La conseguenza è che purtroppo, anche dopo il Covid, la crisi energetica e l’aumento dell’inflazione continuano a tenere nel mirino i nuclei in cui il capofamiglia è un lavoratore autonomo, generando maggiori fragilità economiche e sociali di quelle dei dipendenti. Per questo gli artigiani di Mestre sottolineano che “i bonus andrebbero prorogati almeno fino alla fine dell’inverno per dare un sostegno a chi ancora oggi si trova in condizioni di difficoltà economica”. Però le previsioni non sono affatto rassicuranti: secondo Nomisma Energia già a partire da ottobre le bollette potrebbero subire un aumento oscillante tra il 7 e il 10%.

Ma di cosa parliamo facendo riferimento ai bonus? Nel biennio 2022-2023 i governi Draghi e Meloni hanno introdotto misure di contenimento della spesa per le bollette di luce e gas per le famiglie e le imprese pari a oltre 91 miliardi. L’esecutivo in carica ha comunque già annunciato che i provvedimenti ancora in vigore e destinati a decadere il prossimo 30 settembre saranno prorogati nel primo Consiglio dei ministri. Ecco di cosa si tratta: Iva ridotta al 5% sulle somministrazioni di gas metano per usi civili e industriali (contro un’aliquota ordinaria del 10%). Riduzione che vale anche per il teleriscaldamento e per l’energia prodotta con gas metano.
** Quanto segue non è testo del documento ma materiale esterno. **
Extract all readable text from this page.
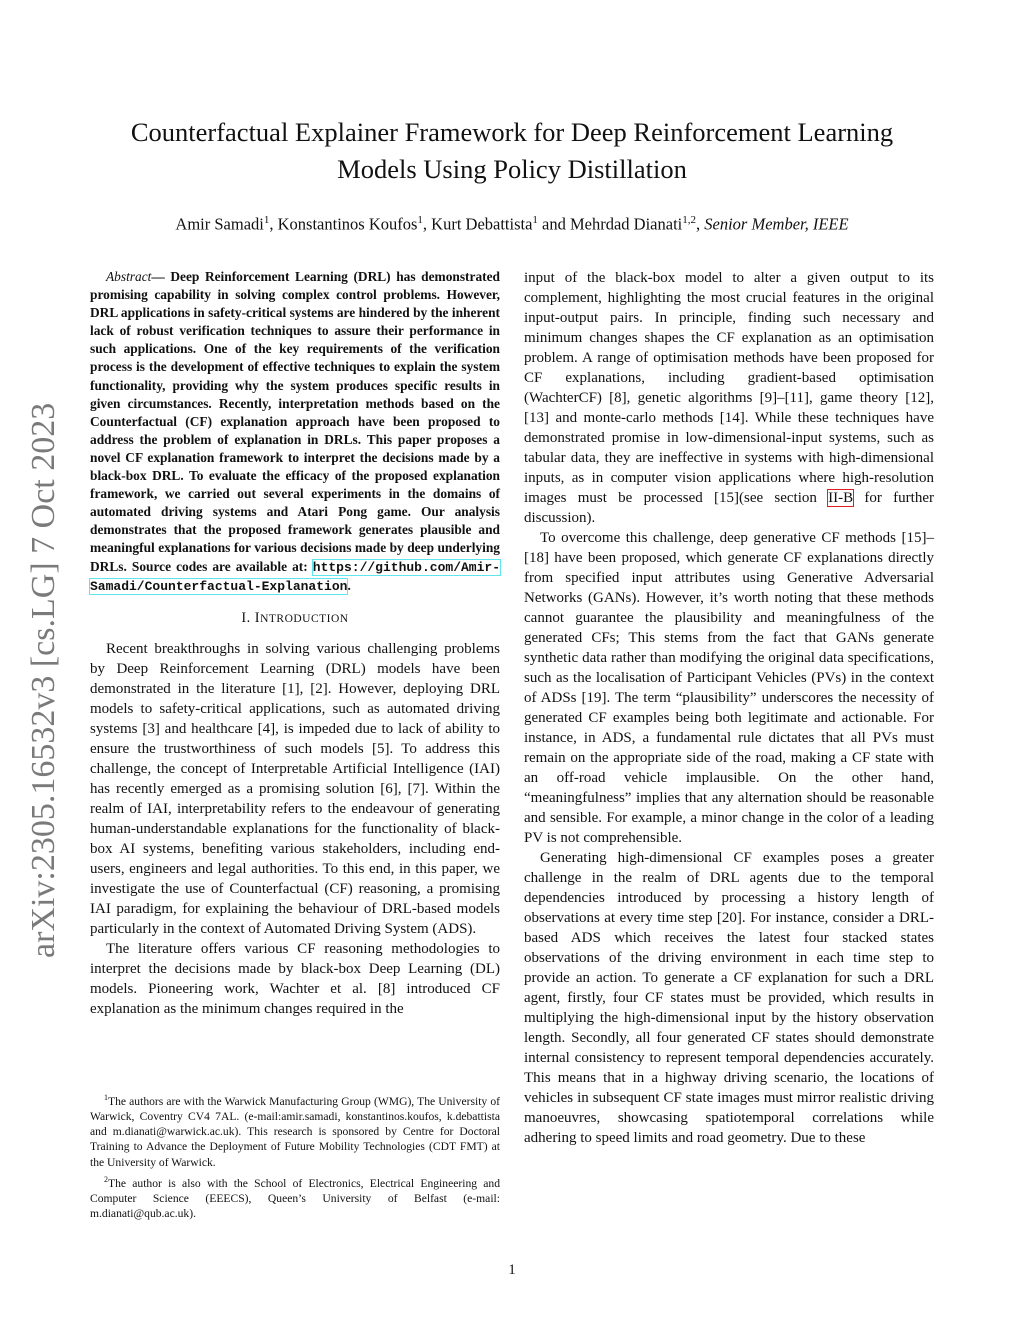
arXiv:2305.16532v3 [cs.LG] 7 Oct 2023
Counterfactual Explainer Framework for Deep Reinforcement Learning Models Using Policy Distillation
Amir Samadi$^1$, Konstantinos Koufos$^1$, Kurt Debattista$^1$ and Mehrdad Dianati$^{1,2}$, Senior Member, IEEE

Abstract— Deep Reinforcement Learning (DRL) has demonstrated promising capability in solving complex control problems. However, DRL applications in safety-critical systems are hindered by the inherent lack of robust verification techniques to assure their performance in such applications. One of the key requirements of the verification process is the development of effective techniques to explain the system functionality, providing why the system produces specific results in given circumstances. Recently, interpretation methods based on the Counterfactual (CF) explanation approach have been proposed to address the problem of explanation in DRLs. This paper proposes a novel CF explanation framework to interpret the decisions made by a black-box DRL. To evaluate the efficacy of the proposed explanation framework, we carried out several experiments in the domains of automated driving systems and Atari Pong game. Our analysis demonstrates that the proposed framework generates plausible and meaningful explanations for various decisions made by deep underlying DRLs. Source codes are available at: https://github.com/Amir-Samadi/Counterfactual-Explanation.

I. INTRODUCTION

Recent breakthroughs in solving various challenging problems by Deep Reinforcement Learning (DRL) models have been demonstrated in the literature [1], [2]. However, deploying DRL models to safety-critical applications, such as automated driving systems [3] and healthcare [4], is impeded due to lack of ability to ensure the trustworthiness of such models [5]. To address this challenge, the concept of Interpretable Artificial Intelligence (IAI) has recently emerged as a promising solution [6], [7]. Within the realm of IAI, interpretability refers to the endeavour of generating human-understandable explanations for the functionality of black-box AI systems, benefiting various stakeholders, including end-users, engineers and legal authorities. To this end, in this paper, we investigate the use of Counterfactual (CF) reasoning, a promising IAI paradigm, for explaining the behaviour of DRL-based models particularly in the context of Automated Driving System (ADS).

The literature offers various CF reasoning methodologies to interpret the decisions made by black-box Deep Learning (DL) models. Pioneering work, Wachter et al. [8] introduced CF explanation as the minimum changes required in the

input of the black-box model to alter a given output to its complement, highlighting the most crucial features in the original input-output pairs. In principle, finding such necessary and minimum changes shapes the CF explanation as an optimisation problem. A range of optimisation methods have been proposed for CF explanations, including gradient-based optimisation (WachterCF) [8], genetic algorithms [9]–[11], game theory [12], [13] and monte-carlo methods [14]. While these techniques have demonstrated promise in low-dimensional-input systems, such as tabular data, they are ineffective in systems with high-dimensional inputs, as in computer vision applications where high-resolution images must be processed [15](see section II-B for further discussion).

To overcome this challenge, deep generative CF methods [15]–[18] have been proposed, which generate CF explanations directly from specified input attributes using Generative Adversarial Networks (GANs). However, it’s worth noting that these methods cannot guarantee the plausibility and meaningfulness of the generated CFs; This stems from the fact that GANs generate synthetic data rather than modifying the original data specifications, such as the localisation of Participant Vehicles (PVs) in the context of ADSs [19]. The term “plausibility” underscores the necessity of generated CF examples being both legitimate and actionable. For instance, in ADS, a fundamental rule dictates that all PVs must remain on the appropriate side of the road, making a CF state with an off-road vehicle implausible. On the other hand, “meaningfulness” implies that any alternation should be reasonable and sensible. For example, a minor change in the color of a leading PV is not comprehensible.

Generating high-dimensional CF examples poses a greater challenge in the realm of DRL agents due to the temporal dependencies introduced by processing a history length of observations at every time step [20]. For instance, consider a DRL-based ADS which receives the latest four stacked states observations of the driving environment in each time step to provide an action. To generate a CF explanation for such a DRL agent, firstly, four CF states must be provided, which results in multiplying the high-dimensional input by the history observation length. Secondly, all four generated CF states should demonstrate internal consistency to represent temporal dependencies accurately. This means that in a highway driving scenario, the locations of vehicles in subsequent CF state images must mirror realistic driving manoeuvres, showcasing spatiotemporal correlations while adhering to speed limits and road geometry. Due to these

$^1$The authors are with the Warwick Manufacturing Group (WMG), The University of Warwick, Coventry CV4 7AL. (e-mail:amir.samadi, konstantinos.koufos, k.debattista and m.dianati@warwick.ac.uk). This research is sponsored by Centre for Doctoral Training to Advance the Deployment of Future Mobility Technologies (CDT FMT) at the University of Warwick.

$^2$The author is also with the School of Electronics, Electrical Engineering and Computer Science (EEECS), Queen’s University of Belfast (e-mail: m.dianati@qub.ac.uk).

1
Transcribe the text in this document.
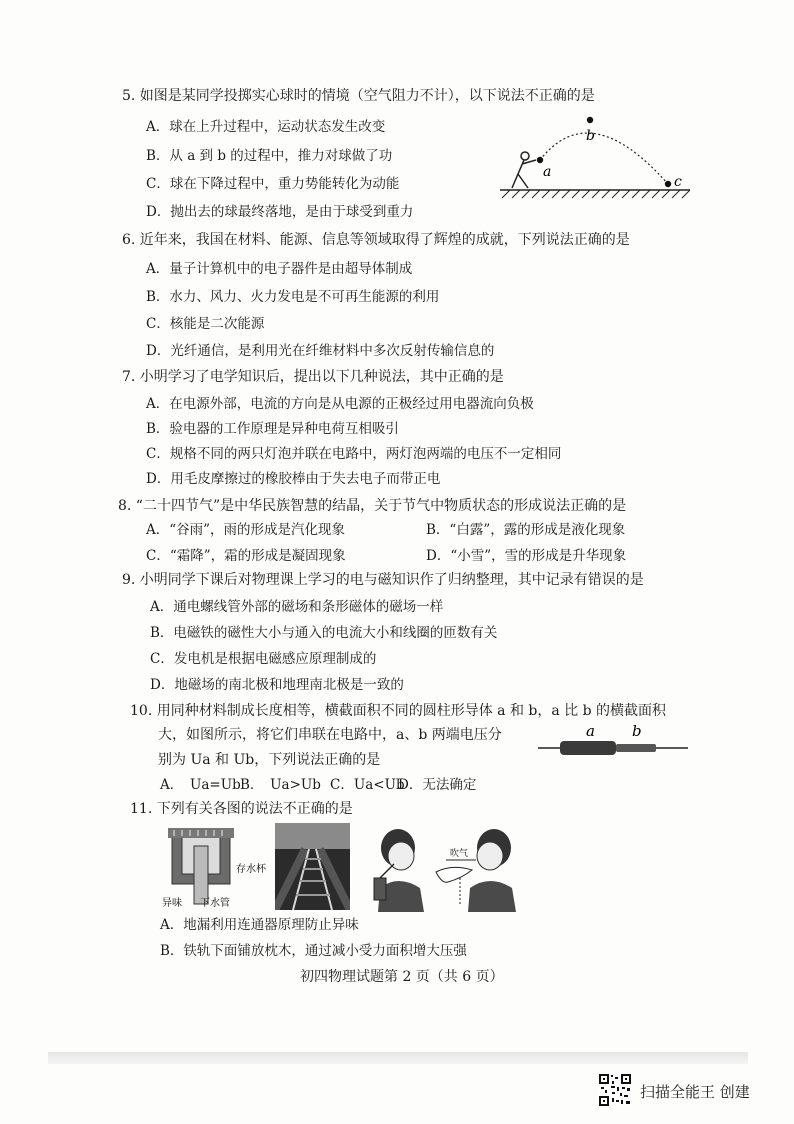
5. 如图是某同学投掷实心球时的情境（空气阻力不计），以下说法不正确的是
A．球在上升过程中，运动状态发生改变
B．从 a 到 b 的过程中，推力对球做了功
C．球在下降过程中，重力势能转化为动能
D．抛出去的球最终落地，是由于球受到重力
a
b
c
6. 近年来，我国在材料、能源、信息等领域取得了辉煌的成就，下列说法正确的是
A．量子计算机中的电子器件是由超导体制成
B．水力、风力、火力发电是不可再生能源的利用
C．核能是二次能源
D．光纤通信，是利用光在纤维材料中多次反射传输信息的
7. 小明学习了电学知识后，提出以下几种说法，其中正确的是
A．在电源外部，电流的方向是从电源的正极经过用电器流向负极
B．验电器的工作原理是异种电荷互相吸引
C．规格不同的两只灯泡并联在电路中，两灯泡两端的电压不一定相同
D．用毛皮摩擦过的橡胶棒由于失去电子而带正电
8. “二十四节气”是中华民族智慧的结晶，关于节气中物质状态的形成说法正确的是
A．“谷雨”，雨的形成是汽化现象	B．“白露”，露的形成是液化现象
C．“霜降”，霜的形成是凝固现象	D．“小雪”，雪的形成是升华现象
9. 小明同学下课后对物理课上学习的电与磁知识作了归纳整理，其中记录有错误的是
A．通电螺线管外部的磁场和条形磁体的磁场一样
B．电磁铁的磁性大小与通入的电流大小和线圈的匝数有关
C．发电机是根据电磁感应原理制成的
D．地磁场的南北极和地理南北极是一致的
10. 用同种材料制成长度相等，横截面积不同的圆柱形导体 a 和 b，a 比 b 的横截面积
大，如图所示，将它们串联在电路中，a、b 两端电压分
别为 Ua 和 Ub，下列说法正确的是
A．　Ua=Ub B．　Ua>Ub C．Ua<Ub
D．无法确定
a b
11. 下列有关各图的说法不正确的是
存水杯
异味 下水管
吹气
A．地漏利用连通器原理防止异味
B．铁轨下面铺放枕木，通过减小受力面积增大压强
初四物理试题第 2 页（共 6 页）
扫描全能王 创建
Inoltre azzeramento degli oneri di sistema sulle bollette del gas (che per l’energia elettrica sono invece stati reintrodotti dal 1° aprile 2023). Potenziamento dei bonus luce e gas per le famiglie in condizioni di disagio economico e fisico, con l’assegno ordinario cui continuerà a essere affiancato un bonus straordinario. Sul lato delle imprese infine è scaduta a giugno la misura che prevedeva crediti d’imposta al 40 e al 45% per le aziende che hanno registrato incrementi di prezzo in bolletta superiori al 30% rispetto al 2019.